3. It must have ‘cleared the neighbourhood’ around its orbit. i.e it must dominate all other objects on its orbital path.
That third condition is the contentious one. Arguably, even Jupiter hasn’t cleared its neighbourhood, given how many asteroids trail before and aft, along its orbital path. Many entities cross over Neptune’s orbit, including Pluto, which has clearly worked out an accommodation with it. The condition of ‘clearing the neighbourhood’ can be a fairly subjective term. And if you picked a different criterion – such as, does it have a moon in orbit around it ? – then Pluto wins the contest hands down. Pluto and its three moons clearly outrank not only Mercury and Venus ( both none) but also Earth (one) and Mars (two). Yay for Pluto.
Finally- and to be optimistic about it – the case of Pluto is a useful reminder that any scientific classification system is, at base, pretty arbitrary. (When it comes to Venus for instance, the IAU’s naming committee decrees that any apertures more than 12 miles wide can be named after famous women, but smaller ones must only be given feminine first names. Go figure.) Truth is, a lot of people grew up with the idea that the solar system consisted of the Sun, nine orbiting planets, a belt of asteroids and the occasional wandering comet. It has been hard for some to adapt to a new vision of the solar system where Pluto isn’t a planet anymore, but is now – at best – merely the prime dwarf planet among many others like it.

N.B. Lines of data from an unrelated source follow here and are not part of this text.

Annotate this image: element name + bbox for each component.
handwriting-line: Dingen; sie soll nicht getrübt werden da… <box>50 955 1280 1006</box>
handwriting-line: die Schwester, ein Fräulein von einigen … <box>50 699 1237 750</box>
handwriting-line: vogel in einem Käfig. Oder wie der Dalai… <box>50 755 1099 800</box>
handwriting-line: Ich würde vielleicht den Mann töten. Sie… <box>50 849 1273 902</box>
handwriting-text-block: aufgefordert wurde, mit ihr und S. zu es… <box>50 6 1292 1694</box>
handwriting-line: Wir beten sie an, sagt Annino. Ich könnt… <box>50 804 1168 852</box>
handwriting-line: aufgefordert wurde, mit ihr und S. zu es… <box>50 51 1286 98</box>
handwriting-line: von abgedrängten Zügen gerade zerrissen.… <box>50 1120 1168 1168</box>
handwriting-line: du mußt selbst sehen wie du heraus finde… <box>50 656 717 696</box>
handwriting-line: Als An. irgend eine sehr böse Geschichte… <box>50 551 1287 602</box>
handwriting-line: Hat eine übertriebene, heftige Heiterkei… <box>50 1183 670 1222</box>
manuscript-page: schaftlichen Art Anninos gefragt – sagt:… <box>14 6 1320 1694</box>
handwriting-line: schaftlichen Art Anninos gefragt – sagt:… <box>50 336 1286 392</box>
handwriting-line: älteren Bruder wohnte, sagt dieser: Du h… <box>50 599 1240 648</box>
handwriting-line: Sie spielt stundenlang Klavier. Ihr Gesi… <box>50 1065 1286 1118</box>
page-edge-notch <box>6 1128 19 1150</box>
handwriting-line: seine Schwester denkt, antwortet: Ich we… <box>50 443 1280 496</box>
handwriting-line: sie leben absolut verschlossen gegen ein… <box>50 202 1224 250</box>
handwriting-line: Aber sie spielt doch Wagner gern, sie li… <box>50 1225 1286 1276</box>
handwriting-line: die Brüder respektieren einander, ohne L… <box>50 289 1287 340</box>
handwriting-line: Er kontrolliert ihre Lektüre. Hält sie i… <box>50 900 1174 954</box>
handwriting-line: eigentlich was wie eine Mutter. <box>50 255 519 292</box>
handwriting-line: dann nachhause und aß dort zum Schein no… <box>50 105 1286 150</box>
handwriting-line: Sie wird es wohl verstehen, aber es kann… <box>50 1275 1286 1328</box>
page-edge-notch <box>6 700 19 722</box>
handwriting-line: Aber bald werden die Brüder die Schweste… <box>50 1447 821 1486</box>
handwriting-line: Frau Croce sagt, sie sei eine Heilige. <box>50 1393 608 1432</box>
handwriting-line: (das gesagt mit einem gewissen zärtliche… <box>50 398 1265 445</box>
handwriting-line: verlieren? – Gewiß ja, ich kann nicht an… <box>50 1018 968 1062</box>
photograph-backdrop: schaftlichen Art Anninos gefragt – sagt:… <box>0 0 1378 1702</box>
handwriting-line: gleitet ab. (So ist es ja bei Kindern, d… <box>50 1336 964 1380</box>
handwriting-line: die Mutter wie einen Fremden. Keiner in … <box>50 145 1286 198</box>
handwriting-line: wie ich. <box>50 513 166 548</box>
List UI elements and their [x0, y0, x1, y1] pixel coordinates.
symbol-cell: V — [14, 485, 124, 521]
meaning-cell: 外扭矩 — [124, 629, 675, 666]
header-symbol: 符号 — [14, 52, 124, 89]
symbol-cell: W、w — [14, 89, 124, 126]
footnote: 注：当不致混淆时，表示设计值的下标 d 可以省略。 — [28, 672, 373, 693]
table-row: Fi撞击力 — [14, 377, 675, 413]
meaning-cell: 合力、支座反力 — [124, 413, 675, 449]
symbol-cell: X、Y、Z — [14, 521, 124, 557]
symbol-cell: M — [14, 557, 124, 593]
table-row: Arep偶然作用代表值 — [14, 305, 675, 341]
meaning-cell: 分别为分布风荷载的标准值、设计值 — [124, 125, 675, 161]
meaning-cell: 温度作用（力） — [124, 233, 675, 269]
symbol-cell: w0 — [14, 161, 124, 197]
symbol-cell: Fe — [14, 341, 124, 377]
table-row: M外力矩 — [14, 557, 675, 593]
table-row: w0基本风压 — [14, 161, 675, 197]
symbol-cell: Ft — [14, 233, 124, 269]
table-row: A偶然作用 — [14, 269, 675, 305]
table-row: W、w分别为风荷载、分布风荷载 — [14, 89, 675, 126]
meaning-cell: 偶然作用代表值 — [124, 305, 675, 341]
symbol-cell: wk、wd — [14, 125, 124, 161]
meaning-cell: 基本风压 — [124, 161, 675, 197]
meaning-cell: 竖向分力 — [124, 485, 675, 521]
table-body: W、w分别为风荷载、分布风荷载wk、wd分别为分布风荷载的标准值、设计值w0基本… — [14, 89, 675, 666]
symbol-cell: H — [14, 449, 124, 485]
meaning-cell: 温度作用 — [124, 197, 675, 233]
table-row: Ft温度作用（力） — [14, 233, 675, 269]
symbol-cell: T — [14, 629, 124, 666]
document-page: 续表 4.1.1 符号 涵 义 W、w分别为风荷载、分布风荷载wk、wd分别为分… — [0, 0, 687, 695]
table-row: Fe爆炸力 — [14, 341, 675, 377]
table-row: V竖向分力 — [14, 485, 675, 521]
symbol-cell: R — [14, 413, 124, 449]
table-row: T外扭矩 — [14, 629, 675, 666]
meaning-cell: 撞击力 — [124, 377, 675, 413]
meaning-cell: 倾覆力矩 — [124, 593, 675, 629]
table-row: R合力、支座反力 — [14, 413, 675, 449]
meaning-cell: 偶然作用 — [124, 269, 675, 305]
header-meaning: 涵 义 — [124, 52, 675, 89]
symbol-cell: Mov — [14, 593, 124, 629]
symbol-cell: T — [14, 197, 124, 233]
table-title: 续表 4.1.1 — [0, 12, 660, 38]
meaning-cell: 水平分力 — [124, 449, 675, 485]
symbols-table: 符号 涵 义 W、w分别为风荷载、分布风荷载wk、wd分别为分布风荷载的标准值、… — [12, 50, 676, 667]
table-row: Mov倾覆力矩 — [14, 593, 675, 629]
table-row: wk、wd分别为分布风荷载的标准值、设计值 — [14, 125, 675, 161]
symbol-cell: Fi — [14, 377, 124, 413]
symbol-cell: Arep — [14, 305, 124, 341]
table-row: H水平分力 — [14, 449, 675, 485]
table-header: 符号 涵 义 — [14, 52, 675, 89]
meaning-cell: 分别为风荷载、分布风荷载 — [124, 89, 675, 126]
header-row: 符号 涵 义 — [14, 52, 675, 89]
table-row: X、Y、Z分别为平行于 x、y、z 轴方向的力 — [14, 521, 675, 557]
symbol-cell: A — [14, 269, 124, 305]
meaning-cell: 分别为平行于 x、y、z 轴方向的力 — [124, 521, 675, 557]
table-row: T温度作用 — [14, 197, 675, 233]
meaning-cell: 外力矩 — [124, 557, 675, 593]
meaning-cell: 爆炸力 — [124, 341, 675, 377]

Or is it a plutoid, or a pluton or whatever you want to call these things beyond Neptune ? Or is Pluto best considered as one of several Trans-Neptunian Objects, given that its eccentric orbit carries it at times closer to the sun than the orbit of Neptune ? Even weirder, maybe Pluto should be classed as a “scattered disc” like Eris, one of several entities affected by the gravitational force of Neptune, and the other gas giants. Or should Pluto be best considered as being a mere visitor from the Kuiper Belt, that recently discovered spooky neighbourhood of assorted planetary entities out beyond the solar system? Or is Pluto really a creature from the even more distant Oort Cloud of wandering comets, that also seem to swing in long, slingshot orbits around our sun?
Clearly then, the demotion of Pluto hasn’t returned us to a safe and secure set of the eight pre-1930 classical planets. Things will never be the same, especially as the Kuiper Belt and the Oort Cloud gradually reveal their secrets. Perhaps – as Tyson suggests – the varied contents of the solar system can be sliced demographically any which way you like, depending on your field of interest.
Understanding Pluto leads us forward to a view of a porous solar system where things overlap at the boundaries in ways we are only beginning to understand. Meanwhile, our protective feelings towards Pluto are very likely to endure. This icy little whatsit isn’t going anywhere, fast. Come 2015, when the New Horizons space probe finally reaches Pluto and heads into the Kuiper Belt, Clyde Tombaugh’s baby can count on enjoying yet another spell in the news spotlight.